The food delivery app gave prospective investors an insight into its financial performance today (8 March, as part of the launch of its Initial Public Offering (IPO).
Its trading update showed a surge in customer demand, with the total amount of transactions processed growing by 64.3% from £2.5bn in 2019 to £4.1bn in 2020.
Despite its underlying gross profit increasing by 89.5% from £188.7m to £357.5m during 2020, the group still posted an underlying loss of £233.7m up from £317.m in 2019.
Deliveroo, which works with 115,000 restaurants, takeaways and grocery stores globally, also said that if the IPO goes ahead it would consist of “new shares to be issued by the company and existing shares to be sold by certain existing shareholders”.
The company was originally founded in 2013 by current CEO Will Shu, and has since supported 46,700 jobs in the UK.
Shu said: “Today we operate in 12 markets right across the world. 115,000 food merchants, over 100,000 riders, millions of consumers. Every single month, every single year, we focused on getting better – sometimes incrementally and sometimes by leaps and bounds – focusing on great food and being customer-obsessed.
“I was sad to see many of our partners struggle – restaurants owners I’ve known for years face closure and ruin – all due to some terrible virus.
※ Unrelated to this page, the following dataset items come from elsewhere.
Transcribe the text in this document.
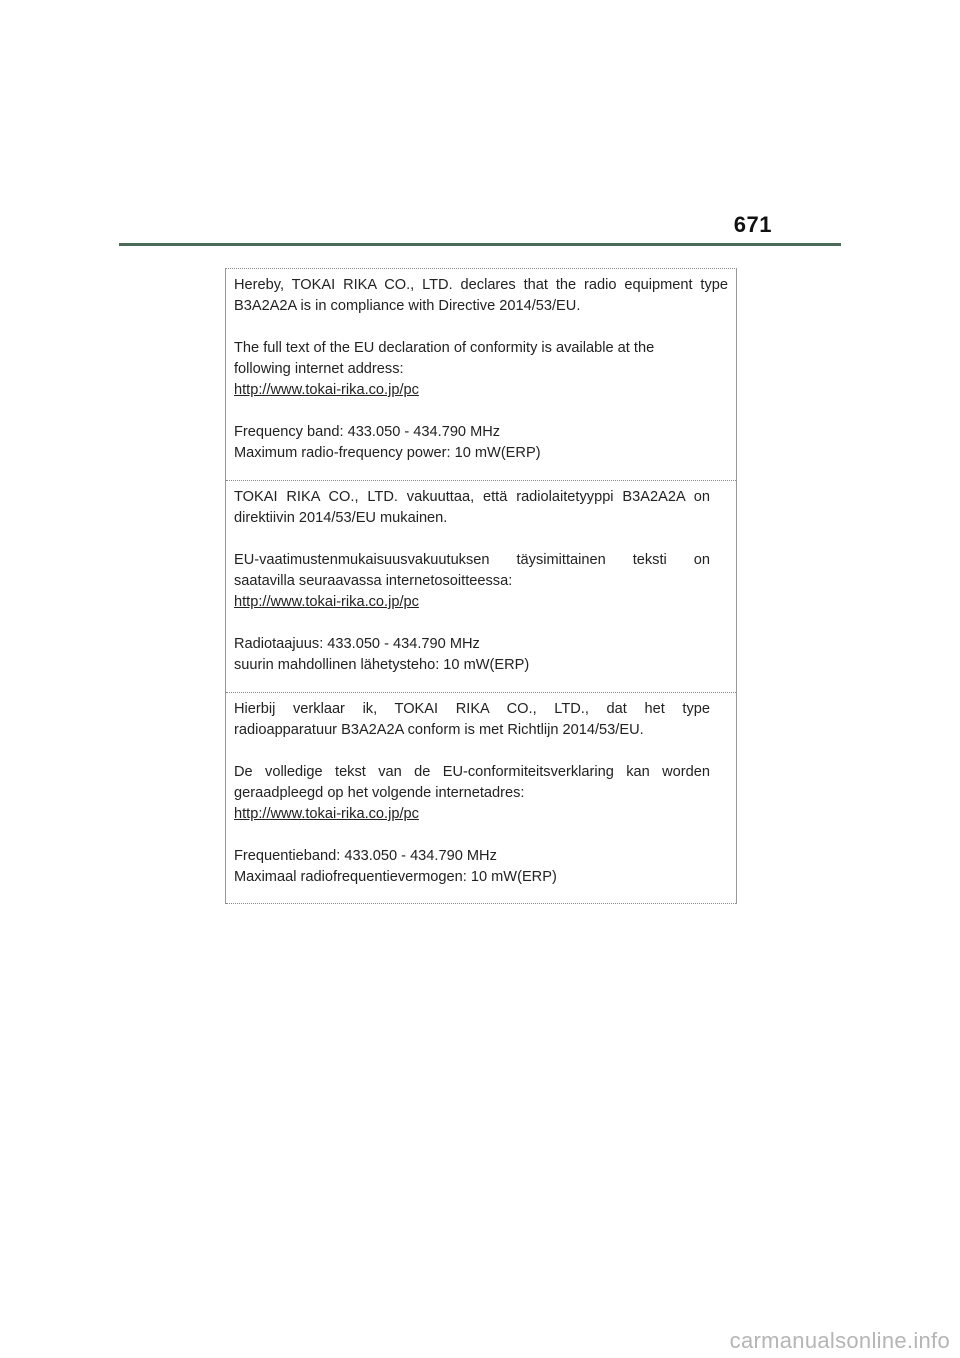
671

Hereby, TOKAI RIKA CO., LTD. declares that the radio equipment type

B3A2A2A is in compliance with Directive 2014/53/EU.

The full text of the EU declaration of conformity is available at the

following internet address:

http://www.tokai-rika.co.jp/pc

Frequency band: 433.050 - 434.790 MHz

Maximum radio-frequency power: 10 mW(ERP)

TOKAI RIKA CO., LTD. vakuuttaa, että radiolaitetyyppi B3A2A2A on

direktiivin 2014/53/EU mukainen.

EU-vaatimustenmukaisuusvakuutuksen täysimittainen teksti on

saatavilla seuraavassa internetosoitteessa:

http://www.tokai-rika.co.jp/pc

Radiotaajuus: 433.050 - 434.790 MHz

suurin mahdollinen lähetysteho: 10 mW(ERP)

Hierbij verklaar ik, TOKAI RIKA CO., LTD., dat het type

radioapparatuur B3A2A2A conform is met Richtlijn 2014/53/EU.

De volledige tekst van de EU-conformiteitsverklaring kan worden

geraadpleegd op het volgende internetadres:

http://www.tokai-rika.co.jp/pc

Frequentieband: 433.050 - 434.790 MHz

Maximaal radiofrequentievermogen: 10 mW(ERP)

carmanualsonline.info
So we took action to help. We reached out, brought new technology to them, guided them through the new rules so we all stayed safe, provided more Editions kitchens, and made sure that they could get their food to their customers.”
He added: “Now we take the next big step in our journey by allowing everyone to have a share in our future. That’s why we are planning to take Deliveroo public here in London, the city where it all started – and we plan to offer our customers across the UK the chance to own a part of the business.
“We are proud to be enabling our customers to participate in a future float and have the chance to buy shares. Your loyalty and custom has helped build our business. I want you to have a chance to share in our future.”